Today, as we drove to church this morning, my thoughts returned to a moment nearly forty-two years ago in Grace Hospital in Vancouver, Canada. My son was born, big and strong and healthy and a little pinched around the head. He was bald. He squinted up at me as I held him in the crook of my arm, neatly wrapped in cotton flannel. Today he is bigger and stronger and still healthy, a father of two. He shall always be my little boy, even at six foot three, and I shall always love him, always worry about him, always want to shelter him from life’s sufferings such a part of love. That’s what mothers do.

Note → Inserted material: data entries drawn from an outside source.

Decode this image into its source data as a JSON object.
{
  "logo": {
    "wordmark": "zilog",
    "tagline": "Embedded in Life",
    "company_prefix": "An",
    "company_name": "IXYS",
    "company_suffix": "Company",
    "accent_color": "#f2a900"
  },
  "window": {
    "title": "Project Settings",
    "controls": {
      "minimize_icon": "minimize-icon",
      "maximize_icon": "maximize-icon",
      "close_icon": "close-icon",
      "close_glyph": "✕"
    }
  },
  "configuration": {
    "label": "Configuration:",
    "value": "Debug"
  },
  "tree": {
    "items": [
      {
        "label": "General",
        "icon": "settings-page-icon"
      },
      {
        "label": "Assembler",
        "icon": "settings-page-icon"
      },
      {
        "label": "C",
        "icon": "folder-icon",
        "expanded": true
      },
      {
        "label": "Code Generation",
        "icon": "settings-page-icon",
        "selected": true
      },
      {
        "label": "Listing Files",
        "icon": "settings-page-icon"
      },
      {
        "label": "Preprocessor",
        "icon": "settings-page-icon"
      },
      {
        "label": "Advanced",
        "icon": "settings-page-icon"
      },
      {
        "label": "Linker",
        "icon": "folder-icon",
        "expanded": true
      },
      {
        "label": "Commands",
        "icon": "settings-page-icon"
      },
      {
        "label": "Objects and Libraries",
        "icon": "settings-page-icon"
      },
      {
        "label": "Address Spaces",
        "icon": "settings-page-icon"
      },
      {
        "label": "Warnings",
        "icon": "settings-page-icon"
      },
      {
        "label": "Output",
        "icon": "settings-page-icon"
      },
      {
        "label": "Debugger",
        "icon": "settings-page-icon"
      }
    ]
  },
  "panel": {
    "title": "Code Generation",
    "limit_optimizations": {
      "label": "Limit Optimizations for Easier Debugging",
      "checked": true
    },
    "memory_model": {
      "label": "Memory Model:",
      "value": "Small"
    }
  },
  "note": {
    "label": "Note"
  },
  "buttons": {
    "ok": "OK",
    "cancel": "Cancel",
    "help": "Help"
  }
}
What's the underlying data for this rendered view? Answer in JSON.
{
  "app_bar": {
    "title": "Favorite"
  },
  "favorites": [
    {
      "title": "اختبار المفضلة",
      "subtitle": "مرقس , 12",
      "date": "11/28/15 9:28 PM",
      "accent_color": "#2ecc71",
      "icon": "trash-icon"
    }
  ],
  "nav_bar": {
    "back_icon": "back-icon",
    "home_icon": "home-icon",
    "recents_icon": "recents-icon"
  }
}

So on this Third Sunday of Easter when the preacher spoke of Mother Church holding us in her womb, gathering us all together, protected by her seamless cloak woven from the golden threads of sacraments, I understood what he was saying perhaps better than he did. The Church is many things – an ark in the sea of life, the Bride of Christ, the Body of Christ, Mother to her faithful children. I thought of icons depicting the Madonna holding the Church within her cloak, for Mary was the first Christian tabernacle, her body the home of God’s Son, and today, the home of His Body, the Church, the Body of Christ.

The images danced in my mind, weaving, joining, coming together again. Words cannot fully explain what is unexplainable. Mysteries are mysterious. But image and symbol and story and art and song can connect the dots of God’s love for us so that we begin to see a shape, an outline, for we recognize reality when we see it. And the Church nourishes and protects us just as mothers nourish and protect their unborn. The Church teaches us and shows us the way, just as mothers do their born children. We need only say yes to her. 

And when we do say yes, when we listen to her and worship within her and remain faithful to her, suddenly we see. We are no longer squinting; our eyes are opened. The skies are bluer than blue, the air windswept and crystal clear.